We have obtained pilot data demonstrating that tracheal aspirates from week-old premature infants undergoing mechanical ventilation for respiratory distress syndrome (RDS) contain colony-forming fibroblast- like cells with surface markers and differentiation potential typically found in mesenchymal stem cells. The cells are positive for Stro-1, CD73, CD90, CD105 and CD166, but negative for CD34, CD45 and CD11b, suggesting that they are of stromal but not hematopoietic origin. Further, they exhibit ample proliferative capacity and are capable of differentiation into osteocytes, adipocytes and myofibroblasts. Conditioned medium from these cells enhances epithelial growth and repair, inhibits squamous differentiation and contains basic fibroblast growth factor (bFGF/FGF-2), keratinocyte growth factor (KGF) and vascular endothelial cell growth factor (VEGF). Finally, the isolation of multipotent mesenchymal cells from the tracheal aspirates of premature infants with RDS is associated with a prolonged requirement for supplemental 02 and the development of chronic lung disease, i.e., bronchopulmonary dysplasia (BPD). We therefore hypothesize that multipotent lung mesenchymal cells participate in neonatal lung repair and are a biomarker for lung injury. To test this general hypothesis, we propose the following Specific Aims.
Specific Aim 1 : Determine mechanisms by which multipotent lung mesenchymal cells from premature infants are recruited to the airspaces. We hypothesize that epithelial injury induces expression of bFGF and monocyte chemoattractant protein (MCP)-1, thereby promoting lung mesenchymal cell migration to the airspaces.
Specific Aim 2 : Characterize potential mechanisms by which multipotent lung mesenchymal cells participate in lung repair. We hypothesize that: 1) lung mesenchymal cells produce trophic factors capable of promoting respiratory epithelial repair;2) when stimulated by transforming growth factor (TGF)-fl, lung mesenchymal cells differentiate into myofibroblasts, thereby promoting angiogenesis and fibrogenesis.
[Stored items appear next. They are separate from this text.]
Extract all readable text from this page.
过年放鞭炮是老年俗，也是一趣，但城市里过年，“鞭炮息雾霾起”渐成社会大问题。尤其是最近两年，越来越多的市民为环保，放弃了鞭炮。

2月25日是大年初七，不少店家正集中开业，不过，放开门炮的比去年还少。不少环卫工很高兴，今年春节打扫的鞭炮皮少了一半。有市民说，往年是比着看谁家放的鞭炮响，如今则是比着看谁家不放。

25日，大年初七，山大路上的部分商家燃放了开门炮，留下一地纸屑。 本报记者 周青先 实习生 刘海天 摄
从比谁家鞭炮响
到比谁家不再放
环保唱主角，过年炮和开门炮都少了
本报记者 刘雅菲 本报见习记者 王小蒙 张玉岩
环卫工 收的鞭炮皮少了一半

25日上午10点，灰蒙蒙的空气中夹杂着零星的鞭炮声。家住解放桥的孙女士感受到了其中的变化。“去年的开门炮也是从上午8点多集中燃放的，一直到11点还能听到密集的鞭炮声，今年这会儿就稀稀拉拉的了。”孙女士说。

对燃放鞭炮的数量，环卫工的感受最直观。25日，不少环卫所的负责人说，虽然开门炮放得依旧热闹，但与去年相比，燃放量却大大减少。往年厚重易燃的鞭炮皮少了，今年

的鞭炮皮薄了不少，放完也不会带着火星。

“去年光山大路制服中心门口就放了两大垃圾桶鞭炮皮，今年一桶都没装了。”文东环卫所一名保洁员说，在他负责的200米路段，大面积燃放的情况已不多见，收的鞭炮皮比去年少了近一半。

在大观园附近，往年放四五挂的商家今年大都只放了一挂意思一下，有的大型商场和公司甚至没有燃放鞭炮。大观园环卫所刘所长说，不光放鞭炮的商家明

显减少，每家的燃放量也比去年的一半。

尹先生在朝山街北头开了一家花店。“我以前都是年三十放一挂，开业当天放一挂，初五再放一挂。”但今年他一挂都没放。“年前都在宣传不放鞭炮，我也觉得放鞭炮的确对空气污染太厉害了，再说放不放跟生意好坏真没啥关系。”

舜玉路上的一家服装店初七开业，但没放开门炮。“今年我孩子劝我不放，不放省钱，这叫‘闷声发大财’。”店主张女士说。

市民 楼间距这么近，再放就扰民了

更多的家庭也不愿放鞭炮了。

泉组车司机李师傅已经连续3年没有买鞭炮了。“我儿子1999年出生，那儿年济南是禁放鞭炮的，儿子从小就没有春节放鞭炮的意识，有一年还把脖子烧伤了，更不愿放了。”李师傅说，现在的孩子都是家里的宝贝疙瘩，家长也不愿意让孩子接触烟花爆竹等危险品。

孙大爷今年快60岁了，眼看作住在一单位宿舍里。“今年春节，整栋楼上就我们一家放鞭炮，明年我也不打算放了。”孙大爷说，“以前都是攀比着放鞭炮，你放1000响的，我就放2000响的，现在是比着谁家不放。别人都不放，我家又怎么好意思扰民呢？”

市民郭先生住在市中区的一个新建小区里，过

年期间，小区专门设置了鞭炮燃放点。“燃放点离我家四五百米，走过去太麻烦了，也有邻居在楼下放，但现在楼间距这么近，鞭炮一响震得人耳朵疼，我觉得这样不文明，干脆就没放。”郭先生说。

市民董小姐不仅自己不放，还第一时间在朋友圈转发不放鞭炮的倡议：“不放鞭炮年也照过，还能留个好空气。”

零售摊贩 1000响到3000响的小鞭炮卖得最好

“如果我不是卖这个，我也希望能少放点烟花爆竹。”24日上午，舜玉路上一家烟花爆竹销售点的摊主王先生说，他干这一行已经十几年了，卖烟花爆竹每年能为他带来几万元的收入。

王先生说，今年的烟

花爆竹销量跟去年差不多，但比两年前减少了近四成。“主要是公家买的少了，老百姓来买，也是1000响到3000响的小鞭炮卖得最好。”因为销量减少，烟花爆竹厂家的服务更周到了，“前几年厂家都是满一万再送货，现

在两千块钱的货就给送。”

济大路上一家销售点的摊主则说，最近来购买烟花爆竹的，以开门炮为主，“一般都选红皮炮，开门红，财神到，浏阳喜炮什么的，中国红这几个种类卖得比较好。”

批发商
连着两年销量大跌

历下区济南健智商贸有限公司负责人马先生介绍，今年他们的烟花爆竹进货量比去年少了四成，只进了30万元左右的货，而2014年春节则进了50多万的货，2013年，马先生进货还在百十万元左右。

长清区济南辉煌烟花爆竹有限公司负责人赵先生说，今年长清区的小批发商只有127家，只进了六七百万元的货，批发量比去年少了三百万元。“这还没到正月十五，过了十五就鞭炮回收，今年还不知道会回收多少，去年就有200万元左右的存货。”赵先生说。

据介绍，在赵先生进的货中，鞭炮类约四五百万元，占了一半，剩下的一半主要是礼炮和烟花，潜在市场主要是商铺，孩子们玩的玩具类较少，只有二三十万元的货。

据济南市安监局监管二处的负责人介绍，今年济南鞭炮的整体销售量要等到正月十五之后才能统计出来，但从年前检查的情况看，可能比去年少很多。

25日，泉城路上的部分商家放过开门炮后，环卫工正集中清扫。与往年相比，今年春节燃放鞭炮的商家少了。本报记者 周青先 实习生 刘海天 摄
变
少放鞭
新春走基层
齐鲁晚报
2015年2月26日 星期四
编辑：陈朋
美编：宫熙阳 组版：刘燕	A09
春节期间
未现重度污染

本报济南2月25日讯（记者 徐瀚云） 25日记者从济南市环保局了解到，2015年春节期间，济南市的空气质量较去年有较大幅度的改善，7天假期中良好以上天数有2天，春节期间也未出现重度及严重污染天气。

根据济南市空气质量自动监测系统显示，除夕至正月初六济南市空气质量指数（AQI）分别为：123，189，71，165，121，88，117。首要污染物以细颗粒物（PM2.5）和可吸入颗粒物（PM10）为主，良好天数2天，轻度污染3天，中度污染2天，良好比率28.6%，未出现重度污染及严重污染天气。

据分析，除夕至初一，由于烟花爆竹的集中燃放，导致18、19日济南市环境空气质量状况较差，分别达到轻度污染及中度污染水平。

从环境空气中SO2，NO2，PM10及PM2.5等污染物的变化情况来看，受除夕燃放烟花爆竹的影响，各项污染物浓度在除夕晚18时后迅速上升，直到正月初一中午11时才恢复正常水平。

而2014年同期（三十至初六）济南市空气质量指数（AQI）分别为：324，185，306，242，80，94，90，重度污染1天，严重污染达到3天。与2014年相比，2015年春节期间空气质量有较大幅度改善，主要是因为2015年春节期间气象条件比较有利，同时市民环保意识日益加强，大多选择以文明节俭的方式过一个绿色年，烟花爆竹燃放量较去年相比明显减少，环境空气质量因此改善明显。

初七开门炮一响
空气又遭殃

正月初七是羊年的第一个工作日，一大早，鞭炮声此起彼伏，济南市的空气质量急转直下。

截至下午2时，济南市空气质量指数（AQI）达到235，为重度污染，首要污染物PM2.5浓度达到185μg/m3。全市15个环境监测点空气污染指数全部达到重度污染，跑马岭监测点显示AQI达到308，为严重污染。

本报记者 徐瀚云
Specific Aim 3 : Correlate the presence of multipotent lung mesenchymal cells in premature infants with the development and severity of chronic lung disease. We hypothesize that multipotent lung mesenchymal cells are biomarkers for lung injury and persistent pulmonary dysfunction. We will prospectively compare the clinical outcomes of premature infants from whom multipotent lung mesenchymal cells have been isolated with those from whom cells are not isolated, focusing on respiratory system compliance and days of oxygen supplementation. Understanding the role of multipotent lung mesenchymal cells in the pathogenesis of BPD will lead to improvements in the treatment of this disease.